A boost in output from oilsands mines formerly operated by Shell Canada has sparked a $70-million expansion at a Shell oilsands upgrader, the president of Canadian Natural Resources Ltd. reported Thursday.
Increased reliability and process improvements have lifted capacity at Shell’s former Albian mines in northern Alberta by about 40,000 barrels per day to 320,000 bpd since Canadian Natural bought a 70 per cent interest and took over operatorship three years ago, president Tim McKay said on a conference call to discuss fourth-quarter results.
He said Shell now plans to add 15,000 to 20,000 bpd of capacity to its Edmonton-area Scotford upgrader — which converts heavy oil from the oilsands into lighter synthetic oils — to match mining capacity at 320,000 bpd.
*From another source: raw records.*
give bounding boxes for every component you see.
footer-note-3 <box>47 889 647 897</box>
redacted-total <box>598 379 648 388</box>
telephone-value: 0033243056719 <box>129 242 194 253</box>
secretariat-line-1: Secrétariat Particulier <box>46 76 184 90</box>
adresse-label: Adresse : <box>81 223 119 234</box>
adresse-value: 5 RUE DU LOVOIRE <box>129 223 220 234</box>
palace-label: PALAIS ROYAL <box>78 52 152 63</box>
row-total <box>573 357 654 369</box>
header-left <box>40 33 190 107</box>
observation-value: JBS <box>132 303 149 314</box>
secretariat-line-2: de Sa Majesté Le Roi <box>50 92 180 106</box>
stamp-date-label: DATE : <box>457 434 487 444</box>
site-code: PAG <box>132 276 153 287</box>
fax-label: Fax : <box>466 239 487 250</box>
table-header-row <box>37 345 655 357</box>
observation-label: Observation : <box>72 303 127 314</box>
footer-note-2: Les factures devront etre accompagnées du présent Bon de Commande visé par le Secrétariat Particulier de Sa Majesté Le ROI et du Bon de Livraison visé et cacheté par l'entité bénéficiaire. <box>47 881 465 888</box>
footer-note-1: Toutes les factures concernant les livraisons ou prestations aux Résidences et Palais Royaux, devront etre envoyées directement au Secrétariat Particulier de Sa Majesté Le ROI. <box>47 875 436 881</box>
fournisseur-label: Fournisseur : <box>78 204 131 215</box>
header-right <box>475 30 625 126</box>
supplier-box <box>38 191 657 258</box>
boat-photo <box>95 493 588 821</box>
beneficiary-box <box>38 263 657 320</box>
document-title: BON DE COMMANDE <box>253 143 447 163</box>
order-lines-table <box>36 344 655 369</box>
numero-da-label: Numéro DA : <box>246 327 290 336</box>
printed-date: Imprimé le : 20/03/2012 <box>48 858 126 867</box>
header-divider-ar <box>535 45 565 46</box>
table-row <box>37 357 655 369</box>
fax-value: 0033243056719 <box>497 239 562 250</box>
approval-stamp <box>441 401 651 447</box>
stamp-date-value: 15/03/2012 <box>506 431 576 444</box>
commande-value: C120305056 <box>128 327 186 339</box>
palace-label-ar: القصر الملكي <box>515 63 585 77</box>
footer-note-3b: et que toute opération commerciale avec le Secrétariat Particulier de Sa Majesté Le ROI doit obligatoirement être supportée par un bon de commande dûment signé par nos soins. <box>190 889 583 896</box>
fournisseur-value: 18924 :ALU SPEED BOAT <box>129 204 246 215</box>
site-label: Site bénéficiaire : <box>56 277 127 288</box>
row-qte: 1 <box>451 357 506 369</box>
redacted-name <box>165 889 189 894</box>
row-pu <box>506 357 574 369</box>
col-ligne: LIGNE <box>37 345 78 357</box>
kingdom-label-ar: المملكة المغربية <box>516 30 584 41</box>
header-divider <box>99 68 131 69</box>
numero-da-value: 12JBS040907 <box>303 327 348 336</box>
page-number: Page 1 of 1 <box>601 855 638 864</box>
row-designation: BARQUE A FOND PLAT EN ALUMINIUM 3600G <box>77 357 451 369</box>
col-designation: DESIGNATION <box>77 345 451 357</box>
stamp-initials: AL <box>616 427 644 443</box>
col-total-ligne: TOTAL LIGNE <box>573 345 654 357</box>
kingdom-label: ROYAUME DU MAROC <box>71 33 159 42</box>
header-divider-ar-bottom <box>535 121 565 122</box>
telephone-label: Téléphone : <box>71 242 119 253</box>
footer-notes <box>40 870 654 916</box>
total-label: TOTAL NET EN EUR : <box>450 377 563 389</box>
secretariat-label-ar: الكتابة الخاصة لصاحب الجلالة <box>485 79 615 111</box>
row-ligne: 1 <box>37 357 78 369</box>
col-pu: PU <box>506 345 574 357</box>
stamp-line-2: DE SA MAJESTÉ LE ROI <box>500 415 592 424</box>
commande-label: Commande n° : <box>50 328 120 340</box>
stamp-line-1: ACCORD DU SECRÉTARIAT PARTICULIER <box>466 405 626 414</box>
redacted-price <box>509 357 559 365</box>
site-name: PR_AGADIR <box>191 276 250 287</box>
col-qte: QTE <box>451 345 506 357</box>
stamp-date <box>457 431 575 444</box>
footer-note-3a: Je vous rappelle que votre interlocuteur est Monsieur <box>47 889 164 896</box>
“What’s really happened, with the great work of our team up at Albian, is that the … mine has now been able to outpace the upgrader,” he said.
“So it’s a really nice fit in the fact that the oilsands at Albian can pace at 320,000 barrels per day and keep that upgrader full after its expansion here in the fall.”
Higher capacity, lower costs
He pointed out the 14 per cent increase in capacity from the Albian mines occurred while operating costs fell by about 34 per cent or $10 Cdn per barrel over the past three years.
McKay said in a later interview the higher Albian capacity gives the company more flexibility to deal with Alberta’s provincially mandated oil production curtailments — Albian can be ramped up when other oil projects are down for maintenance, for instance.
Shell still operates the upgrader despite retaining only a 10 per cent ownership stake followed the transaction in 2017 that gave Canadian Natural a 70 per cent stake. The arm of Royal Dutch Shell kept 100 per cent ownership of its nearby refinery and chemicals facilities.
Canadian Natural has been a consolidator of oilsands assets as international companies left the sector over the past few years and those acquisitions helped it reach a record average production volume of almost 1.1 million barrels of oil equivalent per day in 2019.
It reported in situ oilsands production from steamed wells rose to 259,000 bpd in the fourth quarter, a 154 per cent increase over the year-earlier period, in part because of the addition of the 100,000-bpd Jackfish project as part of a $3.78-billion deal with Oklahoma City-based Devon Energy Corp. last spring.
The company aims to drop operating costs by about $3.50 per barrel to between $8 and $9 per barrel at Jackfish this year thanks to synergies with its nearby Kirby thermal oilsands works, said Scott Stauth, chief operating officer of oilsands, on the call.
Canadian Natural announced that executive vice-chairman Steve Laut will retire from day-to-day operations in May but intends to remain on the board of directors. He was appointed to his current role two years ago after serving as president for the previous 13 years.
In view of recent volatile oil markets, the Calgary-based company announced a $100 million cut in 2020 expenditures without changing its production guidance. On the call, McKay said it could cut an additional $300 million to $400 million if market turmoil continues.
The company reported net earnings of $597 million for the three-month period ended Dec. 31, compared with a loss of $776 million in the same quarter a year earlier.
On an adjusted basis, Canadian Natural says it earned $686 million or 58 cents per diluted share from operations for the quarter compared with an adjusted loss from operations of $255 million or 21 cents per diluted share in the same quarter a year earlier.
Analysts on average had expected an adjusted profit of 70 cents per diluted share for the quarter, according to financial markets data firm Refinitiv.